I like… getting ready for fly-in season, touch and goes and the search for perfection

I like fly-ins. The anticipation and the excitement of the journey are nearly as tantalizing as the event itself, especially the first fly-in of the season.

The foremost chore on my preparation list is to try on my shorts. We have all learned the hard way that this is not something we should leave to the last minute, especially after a winter’s hibernation. Too many Southern pilots have fallen into despair after realizing their zippers will not zip unless drastic measures are taken. So, if my shorts are too tight or just plain impossible to get into, the diet starts now. Of course, I have admitted defeat a time or two and purchased new ones in a more accommodating size. Whether diet or defeat, the option was available because I checked the status of this situation early.

While comfortable bottoms are essential, the fly-in shirt is the utmost in expressing the individual aviation experience. Before any fly-in event, especially at the start of the season, favorite shirts are removed from storage and inspected for moth holes and excessive wear. If they are beyond the pale, it’s time to go shopping, and the Internet has made finding a loving replacement a much simpler endeavor. Once the fly-in season begins there will be ample opportunity to replenish the fly-in wardrobe for future needs. It’s a win-win situation.

When all wardrobe considerations are met, I begin to consider my hairstyle and color for the event. I try to determine my mood and objective at this particular time. Do I want to look young and sassy, sophisticated and glamorous? Perhaps the event is an extended one, and I should go for the easiest style for a few days of very primitive camping. Like the shorts, this is not something that should be left to the last minute. Bad stuff can happen. Take my word for it. If it does, despair not. The fly-in hat is a very chic wardrobe accessory.

I like catalogs. This is where my female’s personality diverges from my male counterparts to reveal the two faces of Eve. As with most guys, I like aviation catalogs. I like to ponder over them for hours and imagine the things I could purchase for my beloved Lester if my good old American dollars were limitless (and of course if the FAA were a tad more practical about approving those pesky 337s). Perhaps funding and approval restrictions are beneficial, as I fear that Lester would end up looking like a beefed-up, redneck, flying pimpmobile with a lovely glass panel and dual rocket launchers. I’ve always admired tundra tires.

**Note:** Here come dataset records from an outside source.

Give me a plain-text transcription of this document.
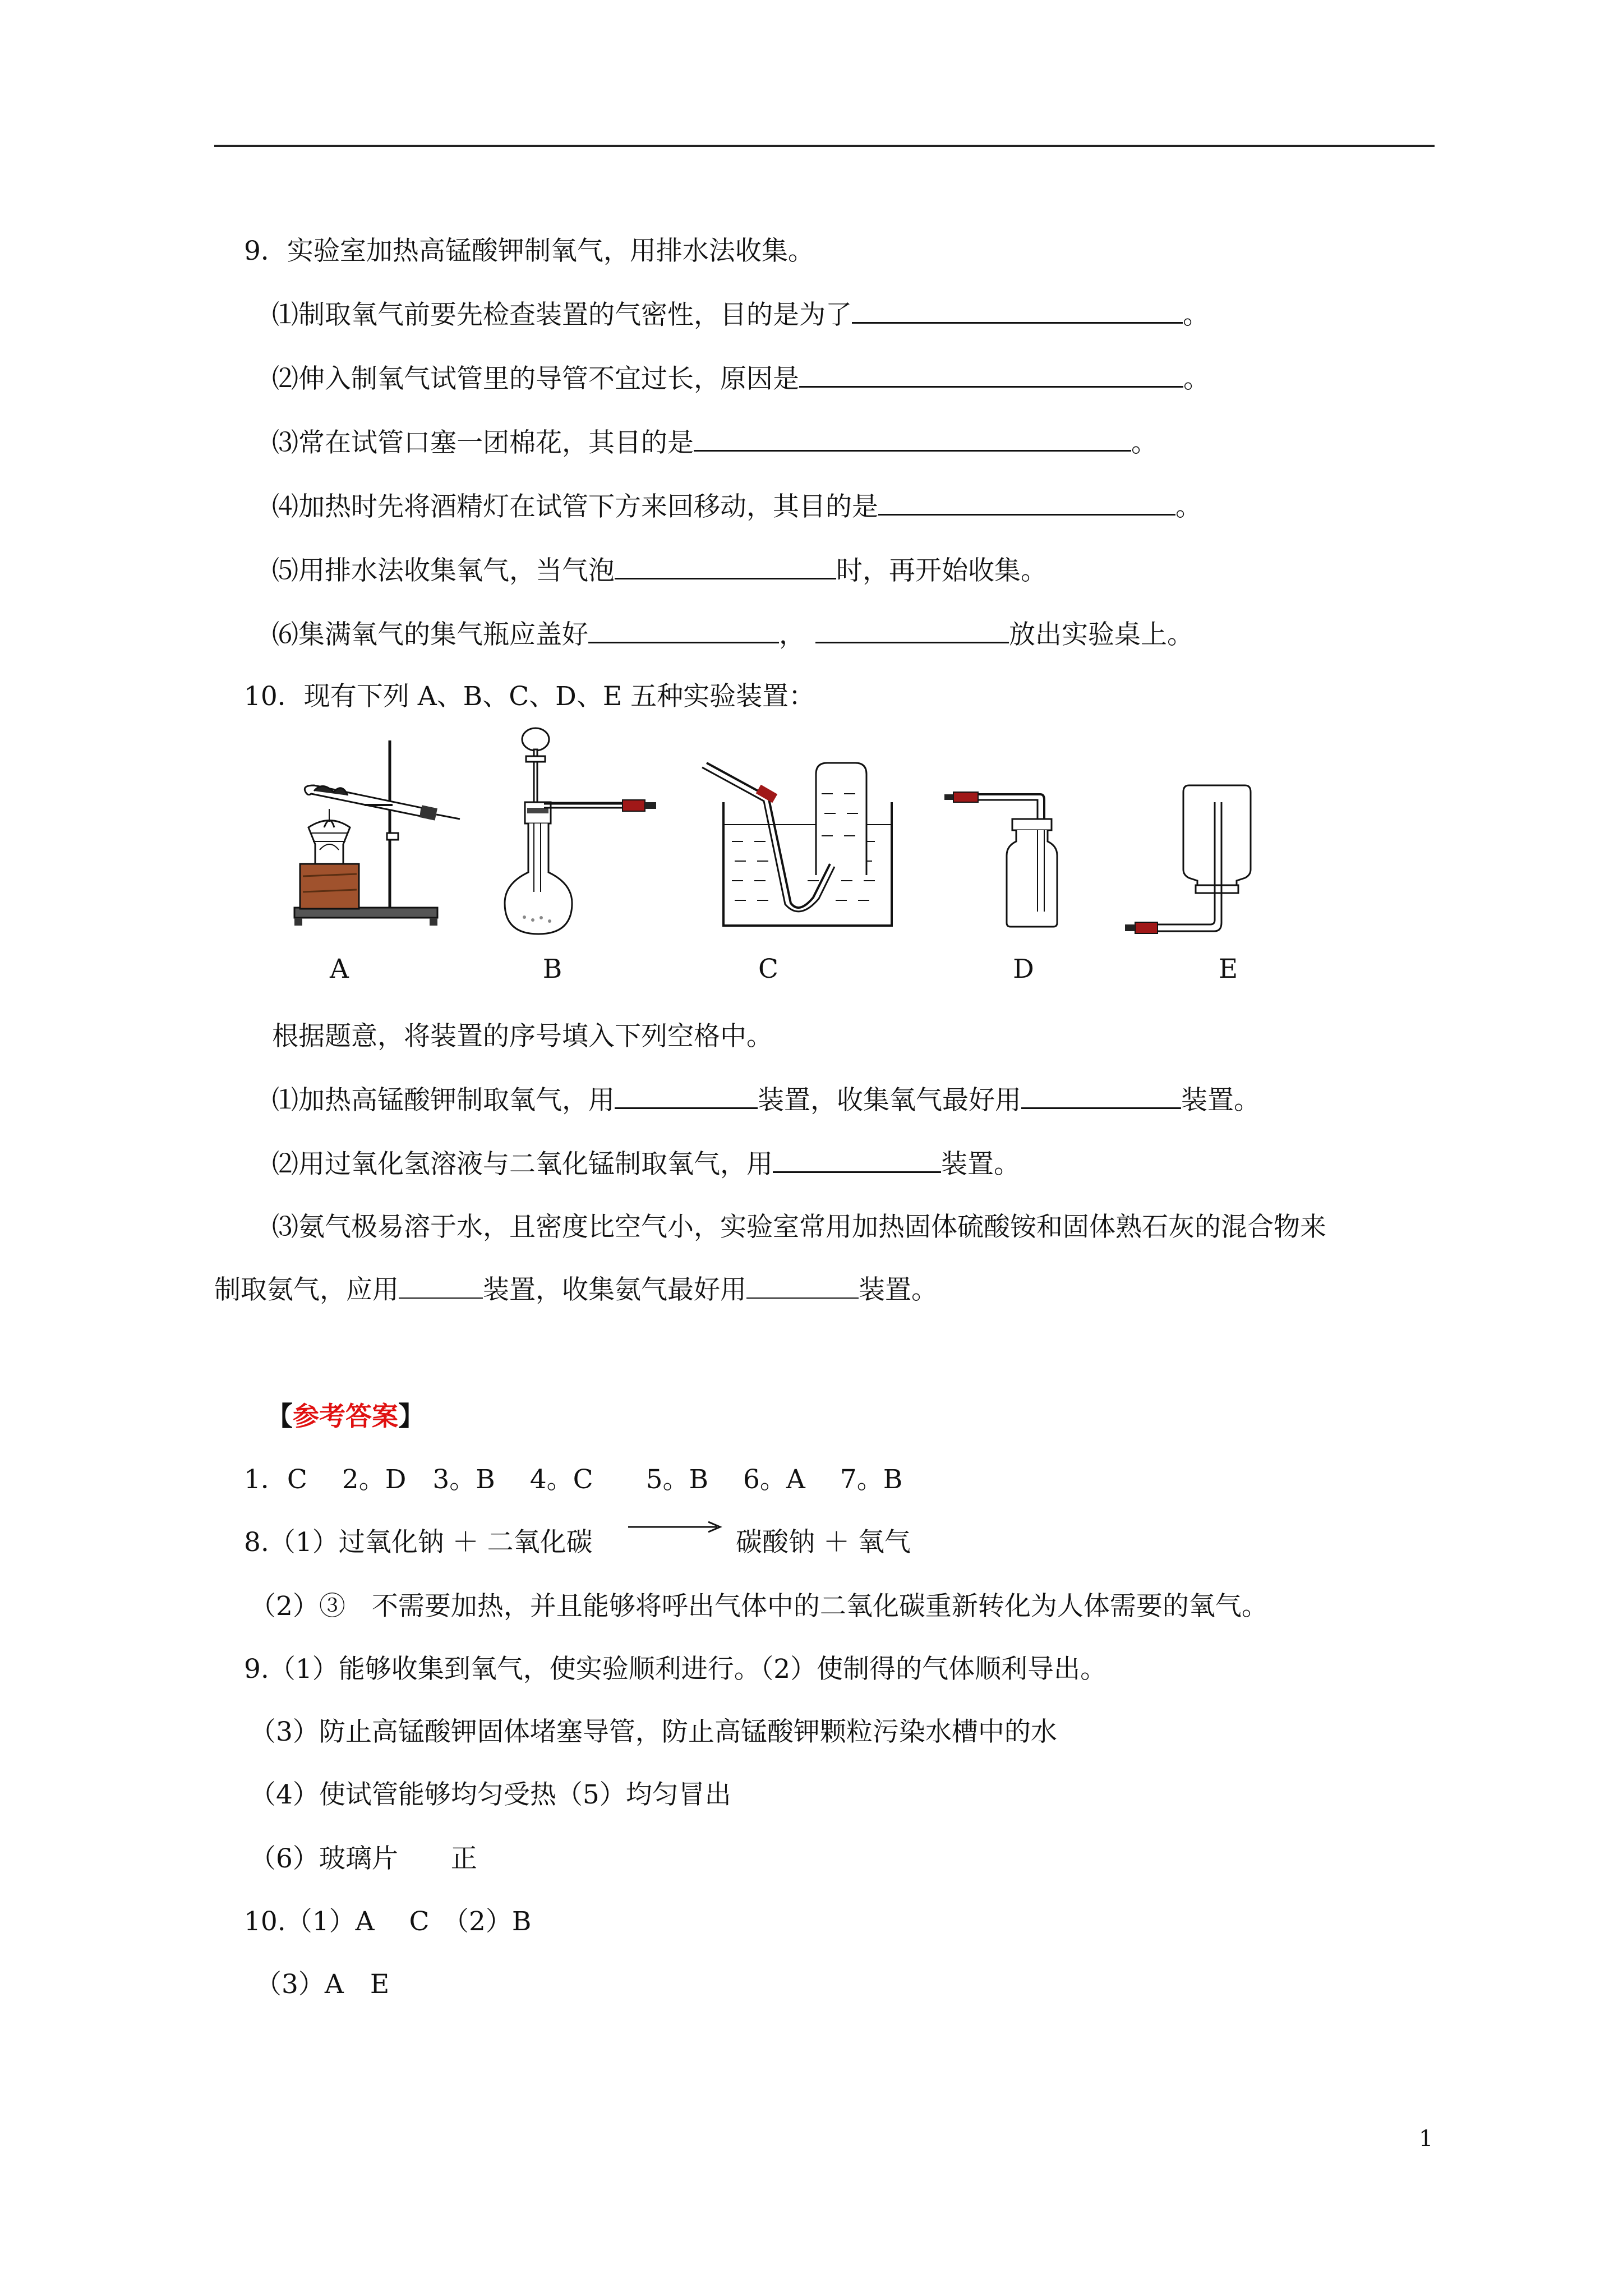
9．实验室加热高锰酸钾制氧气，用排水法收集。
⑴制取氧气前要先检查装置的气密性，目的是为了	。
⑵伸入制氧气试管里的导管不宜过长，原因是	。
⑶常在试管口塞一团棉花，其目的是	。
⑷加热时先将酒精灯在试管下方来回移动，其目的是	。
⑸用排水法收集氧气，当气泡	时，再开始收集。
⑹集满氧气的集气瓶应盖好	，	放出实验桌上。
10．现有下列 A、B、C、D、E 五种实验装置：
A	B	C	D	E
根据题意，将装置的序号填入下列空格中。
⑴加热高锰酸钾制取氧气，用	装置，收集氧气最好用	装置。
⑵用过氧化氢溶液与二氧化锰制取氧气，用	装置。
⑶氨气极易溶于水，且密度比空气小，实验室常用加热固体硫酸铵和固体熟石灰的混合物来
制取氨气，应用	装置，收集氨气最好用	装置。
【参考答案】
1．C　 2。D　3。B　 4。C　　5。B　 6。A　 7。B
8.（1）过氧化钠 ＋ 二氧化碳	碳酸钠 ＋ 氧气
（2）③　不需要加热，并且能够将呼出气体中的二氧化碳重新转化为人体需要的氧气。
9.（1）能够收集到氧气，使实验顺利进行。（2）使制得的气体顺利导出。
（3）防止高锰酸钾固体堵塞导管，防止高锰酸钾颗粒污染水槽中的水
（4）使试管能够均匀受热（5）均匀冒出
（6）玻璃片　　正
10.（1）A　 C　（2）B
（3）A　E
1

However, unlike my male pilot brethren, I like ladies catalogs, too. You know, clothing, household goods and such stuff. I admit my pilot side is much stronger than my girly side, but every now and again we hide the credit cards and let the girl rule. My favorite is the Eddie Bauer clothing catalog. There abounds an abundance of assurance in this slickly-marketed rag that if I spend my monthly flying budget on this lovely spring outfit (shoes and handbag extra) that my 5-foot-1-1/3 inch self will magically appear tall and willowy with flawless skin and shimmering hair. For a few dollars more, the shoes, a vision in chocolate, feature “”a delicate floral pattern”” and are “”versatile.”” “”Slip them on for a day at work and then enjoy them for dinner out.”” The propaganda mentions nothing about how the vision coordinates with Lester’s interior or functions with tiny Luscombe rudder petals.

I like touch and goes. The joy of a touch and go is that I can land on one main or the other or both. Perhaps I want to land on all three wheels. Perhaps I want to touch on one main then the other in a ritual called the Tennessee Waltz. Maybe I want to land on this spot or that one. Maybe I want to land on this spot with the left main or is it the right? A lady’s prerogative. Maybe I want to challenge myself with a little crosswind practice. Maybe I want to land a little short. Maybe I want to spend the day traveling to as many local airports as possible to do several touch and goes at each because at each location and with each approach the landing is always different, always fresh and new. Maybe I don’t want to actually land but just let the grass tickle the mains, or maybe I want to full stall the exact millisecond the wheels touch and wonder, “”Have I touched yet?””

Maybe I seek Perfection, a place I’ve yet to find. But in looking for this place I’ve found happiness. I like that.